The fine art of reimagining what post-industrial cities can become through better design took the spotlight last week at the 2013 Bruner Loeb Forum, held in Detroit, Michigan. Organized in partnership with the J. Max Bond Center on Design for the Just City, the Detroit Collaborative Design Center, and The American Assembly at Columbia University, the symposium drew an invitation-only roster of about 100 architects and planners, developers, government staffers, academics, and media to share best design practices and innovations from cities that struggle with chronic population loss and land vacancy.
The social impacts of urban redesign was a key theme. Resident involvement can prove particularly important in legacy cities because any project invariably encroaches on people already living there. Roberta Feldman of the University of Illinois at Chicago recounted the story of citizen involvement in the remaking of Chicago’s Cabrini-Green housing project, razed and rebuilt as mostly market rate housing. Feldman said she and other advocates of public interest architecture were able to inject some democratic design strategies in what threatened to be just another yuppie upscale development. Residences for moderate income people from the old Cabrini-Green were included, as well as playgrounds, which the redevelopers had initially left out of their design plan for young professionals.
A popular theme during the work sessions was the removal of the expressways that had sliced and diced cities a generation or two ago. Case studies from Syracuse, Milwaukee, and other cities illustrated the trend. “Like weeds, the freeway in the city is the wrong thing. It’s a failed experiment in America,” said urban planner Peter J. Park. “When you take freeways out of cities, they get better.”

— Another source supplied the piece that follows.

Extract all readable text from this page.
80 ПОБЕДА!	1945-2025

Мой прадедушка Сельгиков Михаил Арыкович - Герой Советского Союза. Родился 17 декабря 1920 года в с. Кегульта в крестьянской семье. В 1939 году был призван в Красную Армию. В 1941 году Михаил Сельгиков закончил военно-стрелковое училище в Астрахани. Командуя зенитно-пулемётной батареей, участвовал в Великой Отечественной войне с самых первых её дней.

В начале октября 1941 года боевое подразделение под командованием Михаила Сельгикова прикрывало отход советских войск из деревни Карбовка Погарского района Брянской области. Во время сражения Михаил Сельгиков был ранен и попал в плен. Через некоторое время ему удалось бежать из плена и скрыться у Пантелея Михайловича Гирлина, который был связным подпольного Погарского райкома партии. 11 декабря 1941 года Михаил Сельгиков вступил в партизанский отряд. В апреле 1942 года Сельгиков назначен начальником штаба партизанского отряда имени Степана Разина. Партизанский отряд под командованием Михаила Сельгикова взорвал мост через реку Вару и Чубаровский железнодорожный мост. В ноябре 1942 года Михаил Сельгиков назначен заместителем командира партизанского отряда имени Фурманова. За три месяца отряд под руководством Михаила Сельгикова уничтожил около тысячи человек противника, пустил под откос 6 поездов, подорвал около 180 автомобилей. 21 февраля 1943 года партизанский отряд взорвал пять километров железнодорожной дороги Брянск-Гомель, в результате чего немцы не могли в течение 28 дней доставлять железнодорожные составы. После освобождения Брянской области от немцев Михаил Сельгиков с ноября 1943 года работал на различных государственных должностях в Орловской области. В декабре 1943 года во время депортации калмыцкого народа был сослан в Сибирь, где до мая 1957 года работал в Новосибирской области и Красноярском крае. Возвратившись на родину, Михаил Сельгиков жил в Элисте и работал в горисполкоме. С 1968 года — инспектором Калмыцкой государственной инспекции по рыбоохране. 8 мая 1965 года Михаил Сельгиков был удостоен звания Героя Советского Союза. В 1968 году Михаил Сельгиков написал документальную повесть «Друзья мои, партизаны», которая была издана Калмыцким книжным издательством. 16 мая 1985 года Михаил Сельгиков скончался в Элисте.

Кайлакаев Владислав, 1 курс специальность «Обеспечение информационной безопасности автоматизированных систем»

A willingness to experiment with short-term pop-up installations found a lot of acceptance at Legacy Cities Design. The practitioners remained humbled by the lessons of previous city builders, when hubris led to massive projects that often wounded cities deeply. One antidote is a reliance on temporary projects as a city feels its was toward a new solution. “I think we have to admit we don’t really know what’s going to happen to a lot of these cities,” said Terry Schwarz, director of the Cleveland Urban Design Collaborative at Kent State University.
Toni L. Griffin, director of the J. Max Bond Center, said the forum achieved key goals, including producing a more robust catalogue of real-world projects now underway in legacy cities and bringing people together who normally worked independently in their separate communities. “I think we want to continue the conversation in a way that deepens the amount of knowledge that we have about these cities and the design opportunities,” she said. “And I hope that we can continue to follow up in some way as an advocate for why design matters in these cities.”